Yesterday, I received a parcel containing 10 micro:bit cards I ordered online. Micro:bit is a non-profit organization based in the UK, with the objective of making computer science education affordable and approachable to kids. I invite my readers to go and check their website to learn more about their project (microbit.org). In a nutshell, the idea is to allow kids to program the micro:bit cards themselves using a visual programming language (VPL) based on Blockly. Using Blockly, a developer create small programs by assembling blocks of instructions. The rationale for such a user interface is simple: it is more important to learn about concepts than it is to learn a specific programming language.
Micro:bit has known a wide success since its release, and there are several reasons for that. First, it is really cheap. It cost me only 20€ a piece, while some other similar products cost almost tenfold. Then, teachers do not really need any training thanks to the visual programming language. This factor has been long known as a key point in teachers adopting technology in classrooms. And finally, the variety of components implemented on the card allows for plenty of applications.
What’s my interest in these cards?
My interest in these micro:bit cards comes from a research project I work on at ISEP. The idea is to enhance these cards with additional components and to turn them into moving robots. This should allow the robots to interact more easily with their surroundings, and I think this also gives us more opportunities to design interesting learning scenarios. In particular, I am thinking about scenarios in Physics.
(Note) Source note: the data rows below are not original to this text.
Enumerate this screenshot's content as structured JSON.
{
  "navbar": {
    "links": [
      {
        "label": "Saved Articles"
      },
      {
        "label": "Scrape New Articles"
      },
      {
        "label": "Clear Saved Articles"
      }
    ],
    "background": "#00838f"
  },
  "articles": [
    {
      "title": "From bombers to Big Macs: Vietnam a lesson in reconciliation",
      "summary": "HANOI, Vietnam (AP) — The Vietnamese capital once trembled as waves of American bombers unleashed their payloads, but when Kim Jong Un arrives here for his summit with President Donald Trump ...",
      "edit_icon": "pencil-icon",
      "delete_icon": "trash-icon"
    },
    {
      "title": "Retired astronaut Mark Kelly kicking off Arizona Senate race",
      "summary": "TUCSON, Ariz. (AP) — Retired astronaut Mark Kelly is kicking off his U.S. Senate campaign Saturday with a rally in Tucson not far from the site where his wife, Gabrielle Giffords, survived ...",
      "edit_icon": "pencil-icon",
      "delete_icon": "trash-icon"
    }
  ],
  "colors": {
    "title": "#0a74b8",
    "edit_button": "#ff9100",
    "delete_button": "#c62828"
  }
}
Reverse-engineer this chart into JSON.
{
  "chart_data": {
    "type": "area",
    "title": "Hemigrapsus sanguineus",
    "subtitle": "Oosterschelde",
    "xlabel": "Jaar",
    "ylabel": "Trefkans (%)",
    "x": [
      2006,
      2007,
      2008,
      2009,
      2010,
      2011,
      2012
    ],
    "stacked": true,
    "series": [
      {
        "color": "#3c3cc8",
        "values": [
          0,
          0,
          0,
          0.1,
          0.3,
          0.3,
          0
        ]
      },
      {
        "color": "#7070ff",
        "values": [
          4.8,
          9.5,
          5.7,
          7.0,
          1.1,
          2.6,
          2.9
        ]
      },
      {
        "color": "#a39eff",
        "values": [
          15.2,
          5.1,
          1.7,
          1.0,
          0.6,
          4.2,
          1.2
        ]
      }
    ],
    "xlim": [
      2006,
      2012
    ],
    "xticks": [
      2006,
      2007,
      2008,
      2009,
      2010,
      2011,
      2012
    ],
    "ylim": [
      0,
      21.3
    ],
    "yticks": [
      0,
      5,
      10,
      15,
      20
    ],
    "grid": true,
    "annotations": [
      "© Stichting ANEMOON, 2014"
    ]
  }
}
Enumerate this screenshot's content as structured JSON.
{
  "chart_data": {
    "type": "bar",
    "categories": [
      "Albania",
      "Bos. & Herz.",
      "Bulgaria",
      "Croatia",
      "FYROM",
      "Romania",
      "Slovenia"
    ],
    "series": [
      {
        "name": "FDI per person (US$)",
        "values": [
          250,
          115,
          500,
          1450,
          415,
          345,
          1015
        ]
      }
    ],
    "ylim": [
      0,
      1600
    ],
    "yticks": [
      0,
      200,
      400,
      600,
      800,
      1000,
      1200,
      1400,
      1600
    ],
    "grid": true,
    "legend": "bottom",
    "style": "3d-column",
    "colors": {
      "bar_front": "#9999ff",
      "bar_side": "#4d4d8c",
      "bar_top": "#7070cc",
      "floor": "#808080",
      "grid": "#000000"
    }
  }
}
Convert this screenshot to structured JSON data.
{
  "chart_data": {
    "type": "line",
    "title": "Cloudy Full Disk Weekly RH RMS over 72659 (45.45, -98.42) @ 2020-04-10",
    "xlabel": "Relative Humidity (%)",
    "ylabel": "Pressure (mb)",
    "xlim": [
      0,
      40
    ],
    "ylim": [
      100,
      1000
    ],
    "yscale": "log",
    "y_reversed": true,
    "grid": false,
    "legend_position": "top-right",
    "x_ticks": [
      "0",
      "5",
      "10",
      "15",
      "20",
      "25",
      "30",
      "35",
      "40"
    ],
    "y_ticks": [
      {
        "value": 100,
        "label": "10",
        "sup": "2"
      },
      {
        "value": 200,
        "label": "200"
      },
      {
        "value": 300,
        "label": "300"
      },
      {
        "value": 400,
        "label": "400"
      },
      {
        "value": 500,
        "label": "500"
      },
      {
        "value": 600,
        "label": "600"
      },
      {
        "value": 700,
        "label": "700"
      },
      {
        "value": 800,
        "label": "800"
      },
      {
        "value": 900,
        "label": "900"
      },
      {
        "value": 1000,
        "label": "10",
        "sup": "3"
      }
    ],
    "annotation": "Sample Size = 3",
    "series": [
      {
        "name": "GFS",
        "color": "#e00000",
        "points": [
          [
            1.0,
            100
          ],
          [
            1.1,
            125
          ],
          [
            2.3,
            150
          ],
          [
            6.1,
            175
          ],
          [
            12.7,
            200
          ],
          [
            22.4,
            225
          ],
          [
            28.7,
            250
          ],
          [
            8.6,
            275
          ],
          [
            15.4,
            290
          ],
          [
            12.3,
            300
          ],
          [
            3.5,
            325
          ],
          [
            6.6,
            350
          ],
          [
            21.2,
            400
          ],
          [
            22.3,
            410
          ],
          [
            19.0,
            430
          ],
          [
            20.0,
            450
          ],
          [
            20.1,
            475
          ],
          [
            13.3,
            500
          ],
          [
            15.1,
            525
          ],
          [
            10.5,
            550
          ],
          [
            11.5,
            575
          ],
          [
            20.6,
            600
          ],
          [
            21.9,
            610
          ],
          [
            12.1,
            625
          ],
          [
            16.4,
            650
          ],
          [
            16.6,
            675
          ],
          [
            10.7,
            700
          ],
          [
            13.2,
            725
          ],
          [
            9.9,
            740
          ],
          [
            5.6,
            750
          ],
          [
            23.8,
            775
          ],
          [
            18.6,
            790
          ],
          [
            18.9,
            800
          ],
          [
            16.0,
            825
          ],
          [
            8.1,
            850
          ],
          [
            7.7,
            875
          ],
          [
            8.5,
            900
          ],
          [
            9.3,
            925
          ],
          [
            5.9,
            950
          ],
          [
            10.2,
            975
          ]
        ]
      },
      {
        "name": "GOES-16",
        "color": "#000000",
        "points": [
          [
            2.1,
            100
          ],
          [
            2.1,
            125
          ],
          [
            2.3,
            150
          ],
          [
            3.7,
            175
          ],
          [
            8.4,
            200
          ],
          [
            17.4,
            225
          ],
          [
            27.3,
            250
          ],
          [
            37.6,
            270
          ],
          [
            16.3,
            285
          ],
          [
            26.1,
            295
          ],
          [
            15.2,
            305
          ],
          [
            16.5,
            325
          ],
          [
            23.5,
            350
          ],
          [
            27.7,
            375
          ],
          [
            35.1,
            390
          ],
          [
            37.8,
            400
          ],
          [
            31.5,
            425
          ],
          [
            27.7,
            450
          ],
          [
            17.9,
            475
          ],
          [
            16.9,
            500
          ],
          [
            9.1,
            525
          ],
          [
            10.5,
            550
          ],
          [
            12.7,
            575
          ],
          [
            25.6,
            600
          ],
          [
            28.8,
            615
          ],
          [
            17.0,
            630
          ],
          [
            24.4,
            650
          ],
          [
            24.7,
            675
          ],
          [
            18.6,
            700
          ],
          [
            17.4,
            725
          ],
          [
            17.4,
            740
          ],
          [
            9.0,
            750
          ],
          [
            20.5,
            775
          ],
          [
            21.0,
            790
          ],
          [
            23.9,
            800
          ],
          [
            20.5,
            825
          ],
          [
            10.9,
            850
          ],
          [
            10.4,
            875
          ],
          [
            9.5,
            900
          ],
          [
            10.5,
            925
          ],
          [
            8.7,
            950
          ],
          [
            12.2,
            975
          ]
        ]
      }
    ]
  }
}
I want to have children program their robots, and challenge their understandings of some concepts with the behavior of the robot. By working on their algorithms or tweaking some variables, children should also learn basic notions of Computer Science.
Now, I am supervising four ISEP students whom are working on developing a similar web interface implementing a VPL. On my own, I am also looking into Blockly and the process of generating the binary files from blocks. You can check my GitHub repository to know more about the progress of the project. After this bit, I will have to find a way to create custom blocks to program the additional components. Two colleagues of mine are supervising some more students whom are working on the hardware. At the end of the semester, we hope to have a prototypical version of the robot. With these, I want to conduct experiments with children to evaluate the effects of using this system on the learning of CS and Physics knowledge.
I will give some updates as they arrive in future posts.